Ibuprofen w leczeniu COVID-19. Pomaga czy szkodzi?
4 czerwca 2020Brytyjscy naukowcy mają nadzieję, że specjalny rodzaj ibuprofenu może złagodzić przebieg choroby COVID-19. Pacjentom z ciężkim przebiegiem choroby można by oszczędzić respirowania, ponieważ często powoduje to poważne komplikacje, które mogą nawet prowadzić do zgonu.
Brytyjska Komisja ds. Leków wcześniej stwierdziła, że ibuprofen jest nieszkodliwy w przypadku COVID-19, może obniżyć gorączkę i złagodzić objawy grypopodobne.
Zespół naukowców z dwóch londyńskich szpitali Guy's Hospital i St Thomas' Hospital oraz uczelni King's College London uważa, że ibuprofen mógłby być skutecznym lekiem w walce z COVID-19 ze względu na swoje właściwości przeciwzapalne i przeciwbólowe.
Znany lek pod inną postacią
W badaniu brytyjskich naukowców połowa pacjentów z COVID-19, oprócz zwykłej opieki, będzie miała podawany ibuprofen. W eksperymencie wykorzystany zostanie jednak specjalny preparat, a nie ogólnie dostępne tabletki. Niektóre osoby już zażywają ten lek w postaci lipidowej kapsułki przy schorzeniach takich jak zapalenie stawów.
Z badań przeprowadzonych na zwierzętach wynika, że ibuprofen może leczyć zespół ostrej niewydolności oddechowej (ARDS) - jedno z powikłań zakażenia wirusem SARS-CoV-2.
Na początku pandemii istniały pewne obawy, że ibuprofen może mieć szkodliwy wpływ na pacjentów z łagodnym przebiegiem COVID-19.
Od marca br. w kręgach naukowców toczyła się ożywiona dyskusja, czy ibuprofen pomaga, czy bardziej szkodzi w przebiegu COVID-19.
Co mówią czołowi niemieccy wirusolodzy?
Z uwagi na brak faktów i twardych danych czołowi niemieccy wirusolodzy bardzo powściągliwie komentowali możliwe negatywne skutki ibuprofenu. To samo dotyczy preparatów kwasu acetylosalicylowego (ASA; aspiryna) i diklofenaku należących do tej grupy substancji czynnych. – Niewiele wiemy o patogenezie wirusa Sars-CoV-2. Nie ma jeszcze na ten temat danych klinicznych – powiedział wirusolog Jonas Schmidt-Chanasit z Instytutu Medycyny Tropikalnej im. Bernharda Nochta (BNITM).

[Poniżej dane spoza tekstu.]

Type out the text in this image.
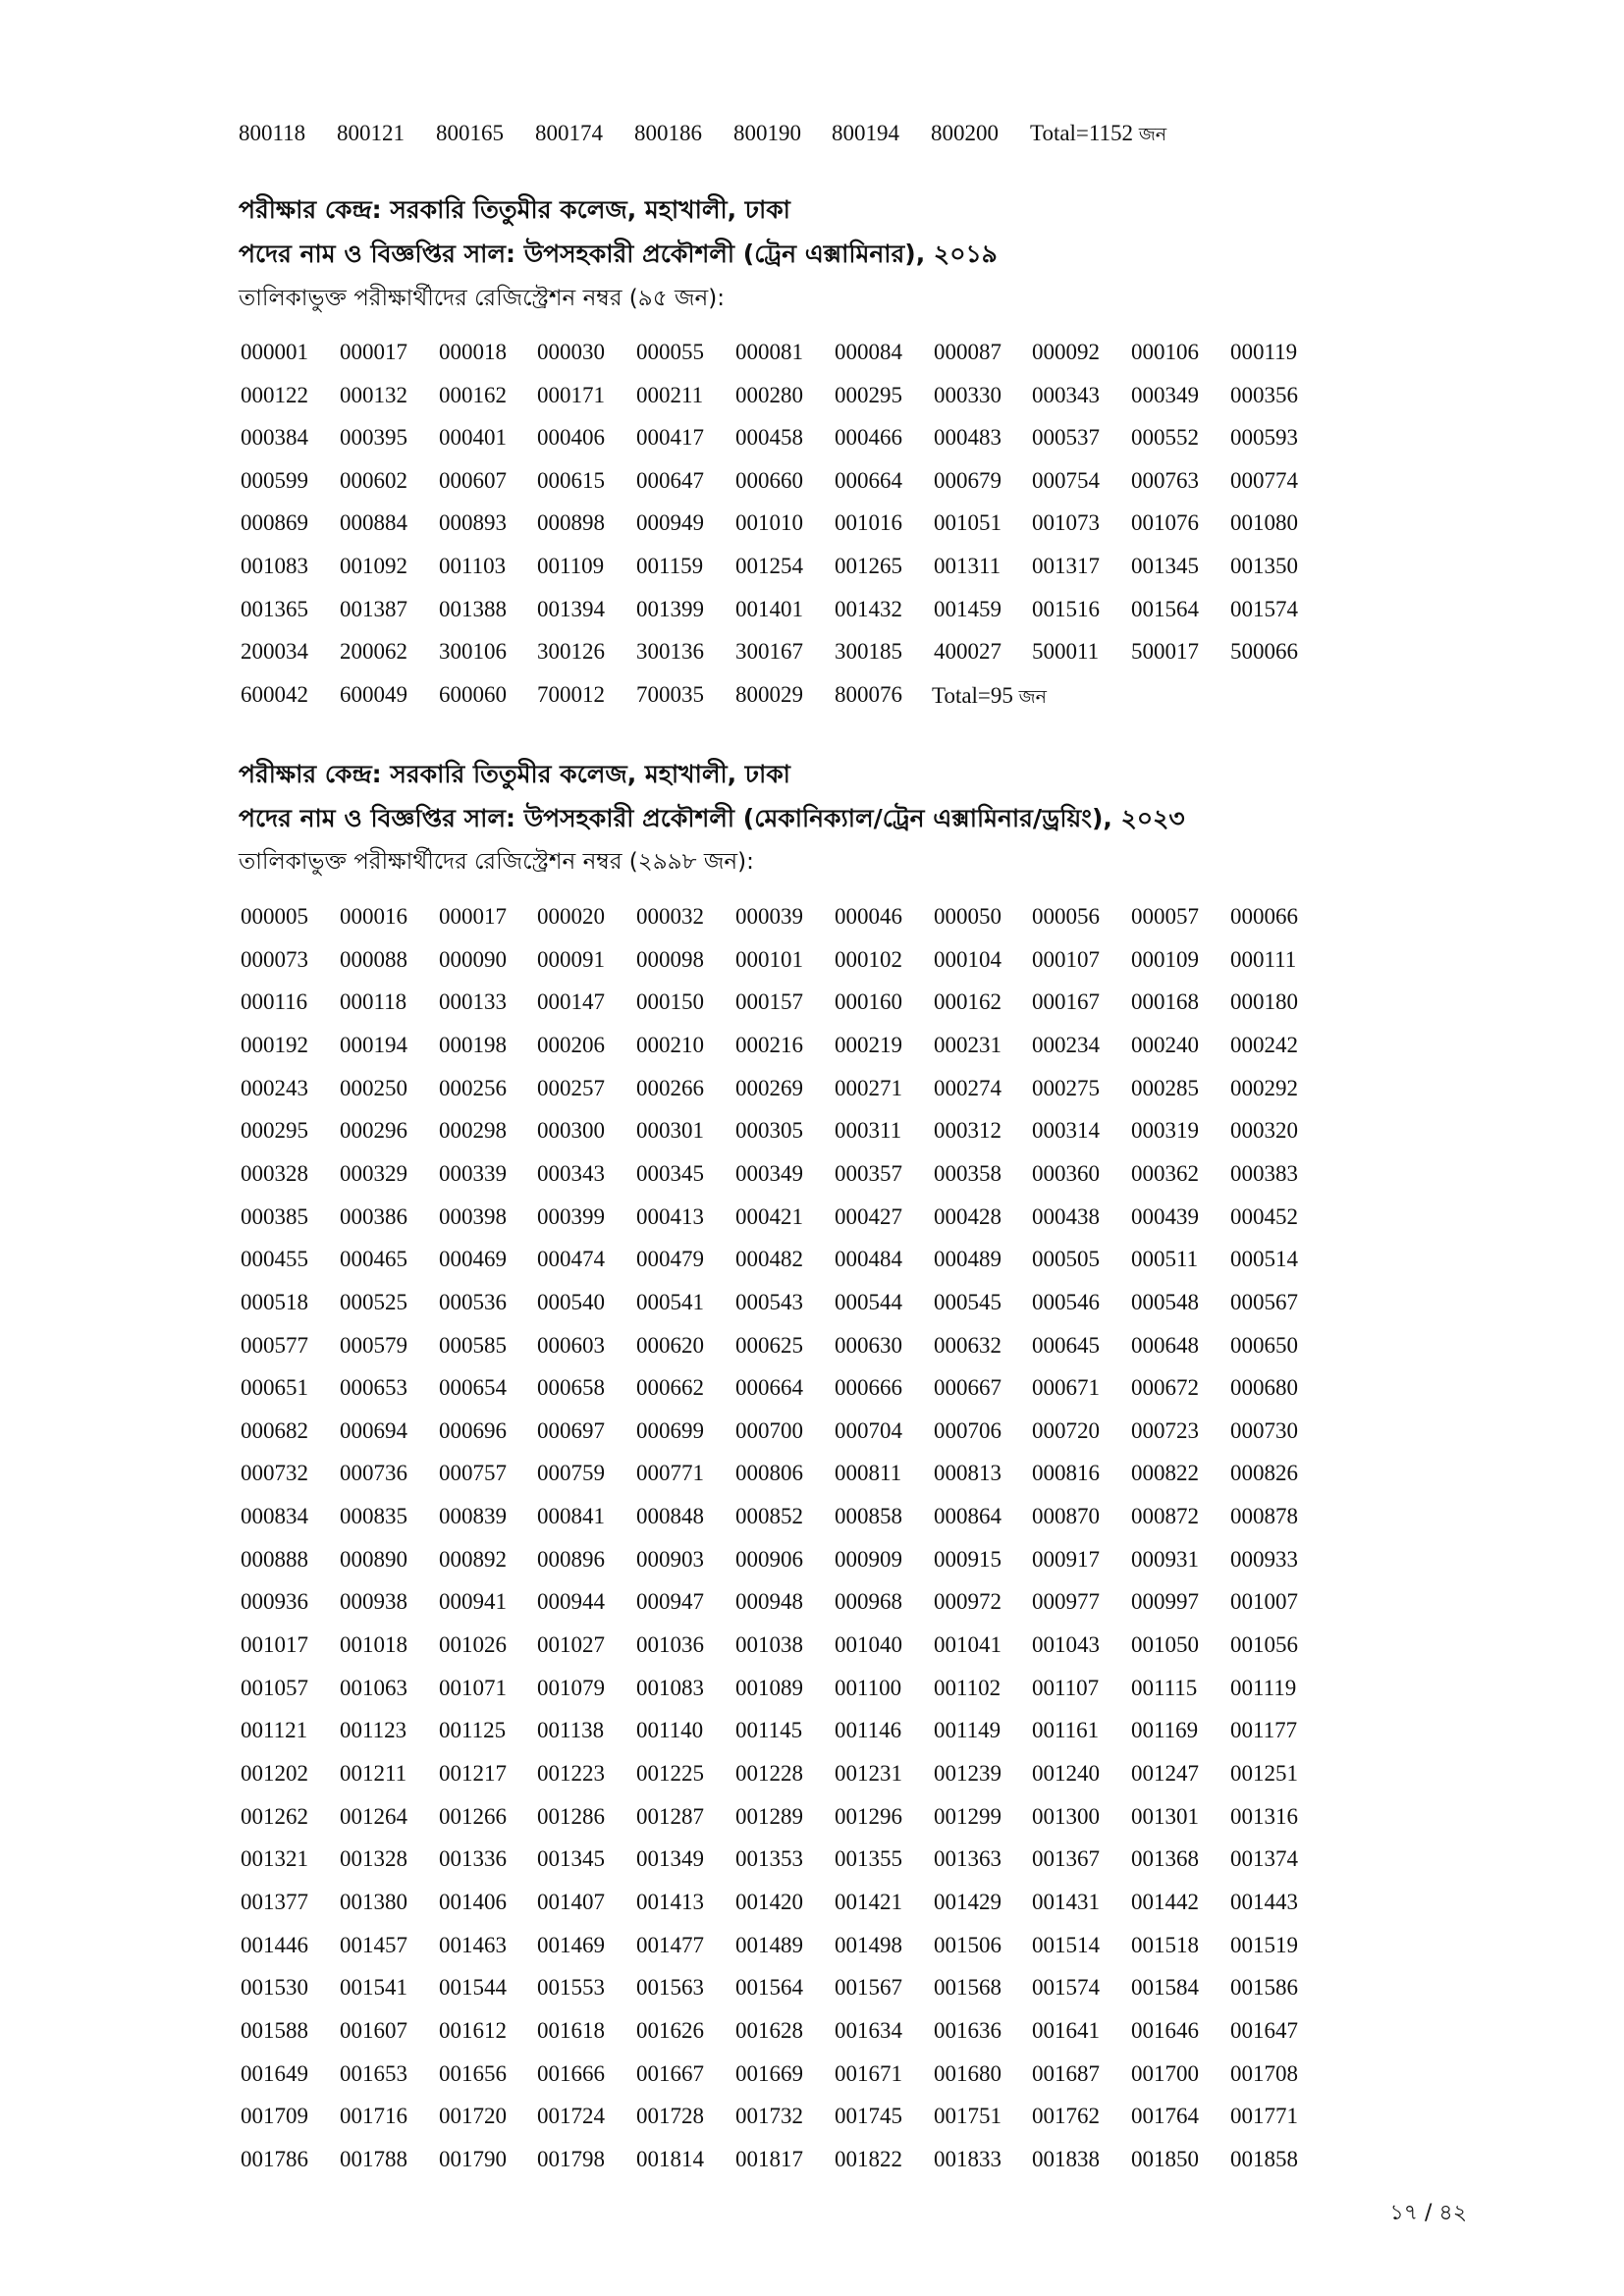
800118 800121 800165 800174 800186 800190 800194 800200 Total=1152 জন
পরীক্ষার কেন্দ্র: সরকারি তিতুমীর কলেজ, মহাখালী, ঢাকা
পদের নাম ও বিজ্ঞপ্তির সাল: উপসহকারী প্রকৌশলী (ট্রেন এক্সামিনার), ২০১৯
তালিকাভুক্ত পরীক্ষার্থীদের রেজিস্ট্রেশন নম্বর (৯৫ জন):
000001 000017 000018 000030 000055 000081 000084 000087 000092 000106 000119
000122 000132 000162 000171 000211 000280 000295 000330 000343 000349 000356
000384 000395 000401 000406 000417 000458 000466 000483 000537 000552 000593
000599 000602 000607 000615 000647 000660 000664 000679 000754 000763 000774
000869 000884 000893 000898 000949 001010 001016 001051 001073 001076 001080
001083 001092 001103 001109 001159 001254 001265 001311 001317 001345 001350
001365 001387 001388 001394 001399 001401 001432 001459 001516 001564 001574
200034 200062 300106 300126 300136 300167 300185 400027 500011 500017 500066
600042 600049 600060 700012 700035 800029 800076 Total=95 জন
পরীক্ষার কেন্দ্র: সরকারি তিতুমীর কলেজ, মহাখালী, ঢাকা
পদের নাম ও বিজ্ঞপ্তির সাল: উপসহকারী প্রকৌশলী (মেকানিক্যাল/ট্রেন এক্সামিনার/ড্রয়িং), ২০২৩
তালিকাভুক্ত পরীক্ষার্থীদের রেজিস্ট্রেশন নম্বর (২৯৯৮ জন):
000005 000016 000017 000020 000032 000039 000046 000050 000056 000057 000066
000073 000088 000090 000091 000098 000101 000102 000104 000107 000109 000111
000116 000118 000133 000147 000150 000157 000160 000162 000167 000168 000180
000192 000194 000198 000206 000210 000216 000219 000231 000234 000240 000242
000243 000250 000256 000257 000266 000269 000271 000274 000275 000285 000292
000295 000296 000298 000300 000301 000305 000311 000312 000314 000319 000320
000328 000329 000339 000343 000345 000349 000357 000358 000360 000362 000383
000385 000386 000398 000399 000413 000421 000427 000428 000438 000439 000452
000455 000465 000469 000474 000479 000482 000484 000489 000505 000511 000514
000518 000525 000536 000540 000541 000543 000544 000545 000546 000548 000567
000577 000579 000585 000603 000620 000625 000630 000632 000645 000648 000650
000651 000653 000654 000658 000662 000664 000666 000667 000671 000672 000680
000682 000694 000696 000697 000699 000700 000704 000706 000720 000723 000730
000732 000736 000757 000759 000771 000806 000811 000813 000816 000822 000826
000834 000835 000839 000841 000848 000852 000858 000864 000870 000872 000878
000888 000890 000892 000896 000903 000906 000909 000915 000917 000931 000933
000936 000938 000941 000944 000947 000948 000968 000972 000977 000997 001007
001017 001018 001026 001027 001036 001038 001040 001041 001043 001050 001056
001057 001063 001071 001079 001083 001089 001100 001102 001107 001115 001119
001121 001123 001125 001138 001140 001145 001146 001149 001161 001169 001177
001202 001211 001217 001223 001225 001228 001231 001239 001240 001247 001251
001262 001264 001266 001286 001287 001289 001296 001299 001300 001301 001316
001321 001328 001336 001345 001349 001353 001355 001363 001367 001368 001374
001377 001380 001406 001407 001413 001420 001421 001429 001431 001442 001443
001446 001457 001463 001469 001477 001489 001498 001506 001514 001518 001519
001530 001541 001544 001553 001563 001564 001567 001568 001574 001584 001586
001588 001607 001612 001618 001626 001628 001634 001636 001641 001646 001647
001649 001653 001656 001666 001667 001669 001671 001680 001687 001700 001708
001709 001716 001720 001724 001728 001732 001745 001751 001762 001764 001771
001786 001788 001790 001798 001814 001817 001822 001833 001838 001850 001858
১৭ / ৪২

Wątpliwości miał także wirusolog Christian Drosten z berlińskiej kliniki uniwersyteckiej Charité. Jak wyjaśniał: wirus jest nowy, ale inne koronawirusy są znane od dawna. I nawet w ich przypadku nic nie wskazywałoby na to, że przyjmowanie ibuprofenu pogorszyłoby cokolwiek. – Myślę, że do tej pory byłoby o tym wiadomo – powiedział Drosten.
Dalsze badania nad hydroksychlorochiną
W międzyczasie Światowa Organizacja Zdrowia (WHO) wznowiła badania kliniczne dotyczące skuteczności leku hydroksychlorochiny. – W oparciu o istniejące dane dotyczące umieralności można kontynuować badania – powiedział szef WHO Tedros Adhanom Ghebreyesus w środę (3.06.2020) w Genewie. Badania kliniczne zostały tymczasowo zawieszone po kontrowersyjnym badaniu, gdzie stwierdzono, że hydroksychlorochina może stanowić dodatkowe ryzyko dla pacjentów z COVID-19. Autorzy badania opublikowanego w maju w magazynie „Lancet” ostrzegali, że hydroksychlorochina i jej aktywny składnik chlorochina nie tylko nie przynoszą korzyści pacjentom z COVID-19, ale mogą nawet zwiększać ryzyko zgonu z powodu poważnych działań niepożądanych.